Убиты в тот кровавый день были братья Натальи Кирилловны Иван и Афанасий, князья Михайло Алегукович Черкесский, Долгорукие Григорий и Андрей Григорьевич, боярин Артемон Сергеевич Матвеев, Салтыковы, боярин Пётр Михайлович и сын его стольник Фёдор, Иван Максимович Языков, стольник Василий Иванов, думные люди Иван и Аверкий Кирилловы, Илларион Иванов с сыном; подполковники Горюшкин, Юренев, Докторов и Янов; медики фон Гаден и Гутменш…
Стрельцы, разбив Холопий приказ, разломали сундуки, разорвали крепости и провозгласили свободу господским людям.
Но дворовые к ним не пристали.
Через три дня после кровавой резни 18 мая стрельцы вручили царевне Софье правление. 25 мая царевна наново короновала обоих братьев Петра и Иоанна, возведённых в царствие.
Чего добились стрельцы? Они получили денежное вознаграждение, право иметь выборных, имеющих свободный въезд к великим государям, позволение воздвигнуть памятник на Красной площади, похвальные грамоты за государственными печатями и переименование из стрельцов в надворную пехоту…
Сухарев полк один не принял участие в бунте!
Под Сухаревскими воротами и был тот самый ход, где вот так вот — были люди, раз — и исчезли… Куда исчезли? Как? Ну вот так. Точно стены разошлись и сошлись. А там ещё будто бы один подземный город. И туда ушли, а потом вернулись оттуда же. Только целые и невредимые.
В тот памятный год мать Наталья с сыном Петром удалилась в Преображенское. Пётр занялся Потешными полками.
Но это всё не то, что хотел вспомнить царь.
Его волновали подземные лабиринты. Ходов-то было много. Но не каждый мог из тайны в тайну трансформироваться.
Память снова и снова упиралась в решётку где сцепки морскими узлами в крестах закручены. Решётка камнем заложена — в одну силу не пробиться.
За решёткой — невообразимо длинный тоннель, где по правую и левую стороны -старинные сундуки. С сокровищами? Свитками? С захоронениями, подобными Киево-Печерским? На сундуках — причудливые новообразования из тлена. И сверху, и снизу — всё в пыли, изъеденной собственными взвесями.
Дед Нарышкин называл монаха старообрядцем. И это самое обстоятельство не давало Петру теперь покоя в поисках утерянного наследия.
Вид монаха всякий раз удивлял царского отпрыска непритязательной простотой. Одежды черны. Обут в мягкие женские какие-то коты, сшитые верхними грубыми швами, шагов и не слышно совсем… Чёрные коты Пётр помнил твёрдо, ибо лишь только их и видел по дороге подземной сквозь повязку на глазах.
Монах тот являлся к его матери сразу же после всякого смятения. Прятал в подземных дворцах. А потом вдруг совершенно исчез после Великого посольства. И дверей будто бы не стало. Чудо? Нет? Ведь были они!!! Не приснилось же ему, учёному, не признающему разную мистику, хождение под землёй с повязкой на глазах!

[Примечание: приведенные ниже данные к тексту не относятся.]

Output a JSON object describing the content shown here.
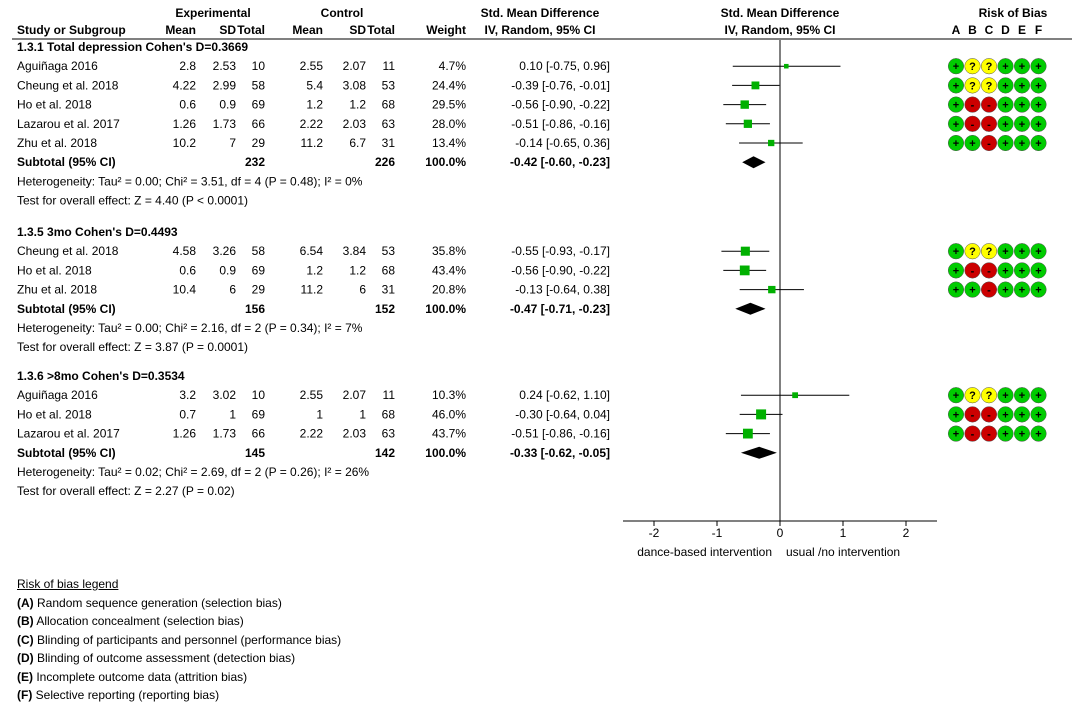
{
  "chart_data": {
    "type": "forest",
    "headers": {
      "study": "Study or Subgroup",
      "experimental": "Experimental",
      "control": "Control",
      "mean": "Mean",
      "sd": "SD",
      "total": "Total",
      "weight": "Weight",
      "smd": "Std. Mean Difference",
      "method": "IV, Random, 95% CI",
      "rob": "Risk of Bias",
      "rob_cols": [
        "A",
        "B",
        "C",
        "D",
        "E",
        "F"
      ]
    },
    "axis": {
      "min": -2,
      "max": 2,
      "ticks": [
        -2,
        -1,
        0,
        1,
        2
      ],
      "tick_labels": [
        "-2",
        "-1",
        "0",
        "1",
        "2"
      ],
      "left_label": "dance-based intervention",
      "right_label": "usual /no intervention"
    },
    "subgroups": [
      {
        "title": "1.3.1 Total depression Cohen's D=0.3669",
        "studies": [
          {
            "name": "Aguiñaga 2016",
            "e_mean": "2.8",
            "e_sd": "2.53",
            "e_total": "10",
            "c_mean": "2.55",
            "c_sd": "2.07",
            "c_total": "11",
            "weight": "4.7%",
            "ci_text": "0.10 [-0.75, 0.96]",
            "est": 0.1,
            "lo": -0.75,
            "hi": 0.96,
            "w": 4.7,
            "rob": [
              "+",
              "?",
              "?",
              "+",
              "+",
              "+"
            ]
          },
          {
            "name": "Cheung et al. 2018",
            "e_mean": "4.22",
            "e_sd": "2.99",
            "e_total": "58",
            "c_mean": "5.4",
            "c_sd": "3.08",
            "c_total": "53",
            "weight": "24.4%",
            "ci_text": "-0.39 [-0.76, -0.01]",
            "est": -0.39,
            "lo": -0.76,
            "hi": -0.01,
            "w": 24.4,
            "rob": [
              "+",
              "?",
              "?",
              "+",
              "+",
              "+"
            ]
          },
          {
            "name": "Ho et al. 2018",
            "e_mean": "0.6",
            "e_sd": "0.9",
            "e_total": "69",
            "c_mean": "1.2",
            "c_sd": "1.2",
            "c_total": "68",
            "weight": "29.5%",
            "ci_text": "-0.56 [-0.90, -0.22]",
            "est": -0.56,
            "lo": -0.9,
            "hi": -0.22,
            "w": 29.5,
            "rob": [
              "+",
              "-",
              "-",
              "+",
              "+",
              "+"
            ]
          },
          {
            "name": "Lazarou et al. 2017",
            "e_mean": "1.26",
            "e_sd": "1.73",
            "e_total": "66",
            "c_mean": "2.22",
            "c_sd": "2.03",
            "c_total": "63",
            "weight": "28.0%",
            "ci_text": "-0.51 [-0.86, -0.16]",
            "est": -0.51,
            "lo": -0.86,
            "hi": -0.16,
            "w": 28.0,
            "rob": [
              "+",
              "-",
              "-",
              "+",
              "+",
              "+"
            ]
          },
          {
            "name": "Zhu et al. 2018",
            "e_mean": "10.2",
            "e_sd": "7",
            "e_total": "29",
            "c_mean": "11.2",
            "c_sd": "6.7",
            "c_total": "31",
            "weight": "13.4%",
            "ci_text": "-0.14 [-0.65, 0.36]",
            "est": -0.14,
            "lo": -0.65,
            "hi": 0.36,
            "w": 13.4,
            "rob": [
              "+",
              "+",
              "-",
              "+",
              "+",
              "+"
            ]
          }
        ],
        "subtotal": {
          "label": "Subtotal (95% CI)",
          "e_total": "232",
          "c_total": "226",
          "weight": "100.0%",
          "ci_text": "-0.42 [-0.60, -0.23]",
          "est": -0.42,
          "lo": -0.6,
          "hi": -0.23
        },
        "heterogeneity": "Heterogeneity: Tau² = 0.00; Chi² = 3.51, df = 4 (P = 0.48); I² = 0%",
        "overall": "Test for overall effect: Z = 4.40 (P < 0.0001)"
      },
      {
        "title": "1.3.5 3mo Cohen's D=0.4493",
        "studies": [
          {
            "name": "Cheung et al. 2018",
            "e_mean": "4.58",
            "e_sd": "3.26",
            "e_total": "58",
            "c_mean": "6.54",
            "c_sd": "3.84",
            "c_total": "53",
            "weight": "35.8%",
            "ci_text": "-0.55 [-0.93, -0.17]",
            "est": -0.55,
            "lo": -0.93,
            "hi": -0.17,
            "w": 35.8,
            "rob": [
              "+",
              "?",
              "?",
              "+",
              "+",
              "+"
            ]
          },
          {
            "name": "Ho et al. 2018",
            "e_mean": "0.6",
            "e_sd": "0.9",
            "e_total": "69",
            "c_mean": "1.2",
            "c_sd": "1.2",
            "c_total": "68",
            "weight": "43.4%",
            "ci_text": "-0.56 [-0.90, -0.22]",
            "est": -0.56,
            "lo": -0.9,
            "hi": -0.22,
            "w": 43.4,
            "rob": [
              "+",
              "-",
              "-",
              "+",
              "+",
              "+"
            ]
          },
          {
            "name": "Zhu et al. 2018",
            "e_mean": "10.4",
            "e_sd": "6",
            "e_total": "29",
            "c_mean": "11.2",
            "c_sd": "6",
            "c_total": "31",
            "weight": "20.8%",
            "ci_text": "-0.13 [-0.64, 0.38]",
            "est": -0.13,
            "lo": -0.64,
            "hi": 0.38,
            "w": 20.8,
            "rob": [
              "+",
              "+",
              "-",
              "+",
              "+",
              "+"
            ]
          }
        ],
        "subtotal": {
          "label": "Subtotal (95% CI)",
          "e_total": "156",
          "c_total": "152",
          "weight": "100.0%",
          "ci_text": "-0.47 [-0.71, -0.23]",
          "est": -0.47,
          "lo": -0.71,
          "hi": -0.23
        },
        "heterogeneity": "Heterogeneity: Tau² = 0.00; Chi² = 2.16, df = 2 (P = 0.34); I² = 7%",
        "overall": "Test for overall effect: Z = 3.87 (P = 0.0001)"
      },
      {
        "title": "1.3.6 >8mo Cohen's D=0.3534",
        "studies": [
          {
            "name": "Aguiñaga 2016",
            "e_mean": "3.2",
            "e_sd": "3.02",
            "e_total": "10",
            "c_mean": "2.55",
            "c_sd": "2.07",
            "c_total": "11",
            "weight": "10.3%",
            "ci_text": "0.24 [-0.62, 1.10]",
            "est": 0.24,
            "lo": -0.62,
            "hi": 1.1,
            "w": 10.3,
            "rob": [
              "+",
              "?",
              "?",
              "+",
              "+",
              "+"
            ]
          },
          {
            "name": "Ho et al. 2018",
            "e_mean": "0.7",
            "e_sd": "1",
            "e_total": "69",
            "c_mean": "1",
            "c_sd": "1",
            "c_total": "68",
            "weight": "46.0%",
            "ci_text": "-0.30 [-0.64, 0.04]",
            "est": -0.3,
            "lo": -0.64,
            "hi": 0.04,
            "w": 46.0,
            "rob": [
              "+",
              "-",
              "-",
              "+",
              "+",
              "+"
            ]
          },
          {
            "name": "Lazarou et al. 2017",
            "e_mean": "1.26",
            "e_sd": "1.73",
            "e_total": "66",
            "c_mean": "2.22",
            "c_sd": "2.03",
            "c_total": "63",
            "weight": "43.7%",
            "ci_text": "-0.51 [-0.86, -0.16]",
            "est": -0.51,
            "lo": -0.86,
            "hi": -0.16,
            "w": 43.7,
            "rob": [
              "+",
              "-",
              "-",
              "+",
              "+",
              "+"
            ]
          }
        ],
        "subtotal": {
          "label": "Subtotal (95% CI)",
          "e_total": "145",
          "c_total": "142",
          "weight": "100.0%",
          "ci_text": "-0.33 [-0.62, -0.05]",
          "est": -0.33,
          "lo": -0.62,
          "hi": -0.05
        },
        "heterogeneity": "Heterogeneity: Tau² = 0.02; Chi² = 2.69, df = 2 (P = 0.26); I² = 26%",
        "overall": "Test for overall effect: Z = 2.27 (P = 0.02)"
      }
    ],
    "rob_colors": {
      "+": "#00CC00",
      "?": "#FFFF00",
      "-": "#CC0000"
    }
  },
  "legend": {
    "title": "Risk of bias legend",
    "items": [
      {
        "key": "(A)",
        "text": " Random sequence generation (selection bias)"
      },
      {
        "key": "(B)",
        "text": " Allocation concealment (selection bias)"
      },
      {
        "key": "(C)",
        "text": " Blinding of participants and personnel (performance bias)"
      },
      {
        "key": "(D)",
        "text": " Blinding of outcome assessment (detection bias)"
      },
      {
        "key": "(E)",
        "text": " Incomplete outcome data (attrition bias)"
      },
      {
        "key": "(F)",
        "text": " Selective reporting (reporting bias)"
      }
    ]
  }
}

Выходит, опричники и царя тогда спасли… И тайну сохранили? А для кого ж её хранить, как ни для царя?
Непорядок! Наказать опричников. На кол посадить за упорство? Старообрядцев высечь? А потом — тоже на кол?
Да, но… если бы не травы волшебные чудодейственные, когда отходили молодого Петра, отравленного людьми сестрицы Софьи, умер бы он ещё в 1686 году в свои 14 лет!
Удивило ещё вот что. Венец безбрачия лежал на монахе. Глаза в темноте подземелья казались чёрными. А на свету вдруг становились синими. Светлыми. А венец безбрачия оставался. На секунду вдруг появлялась и тут же исчезала, будто от испуга, что её заметят, осиянная солнечная корона белая — нимб или облако над головой. Такое бывает лишь у людей, познавших мир. Отшельников. Ещё у святых, слепых да юродивых, что видят прошлое и будущее. В ком самая ценная ценность — в верности стране…свету…любви.
Это теперь государь совсем нимбы такие замечать перестал. А тогда ещё нет-нет, да увидит…
Пётр точно помнил ещё, что в подземельях под Боровицкими воротами и под Москвой-рекой, и под Волхонкой ступени были вырублены прямо в горной породе, а ширина проступей и высота подступенков были такими, будто предназначались они для людей-гигантов. Ступени спускались вниз как-то пирамидально, с уклоном около сорока пяти градусов. Во все стороны. И эти подземные ходы расходились под Москвой как пирамида солнца в Тиотиуонакане[1], о которой рассказывал бывавший в Ост-Индии испанец Хосе Гарсиа. Выводили подмосковные подземные ходы иногда и к залам с колоннами.
На любой вопрос умные научные европейские книги давали развёрнутые и простые ответы. Молодой царь вёз манускрипты в Москву, по старинке полагая, что именно здесь, вдали от границ инородных, будут они в безопасности. Вёз неосознанно, в том числе и потому, что под землёй он видел тайну: те самые ходы, те самые сундуки и те самые старинные залы.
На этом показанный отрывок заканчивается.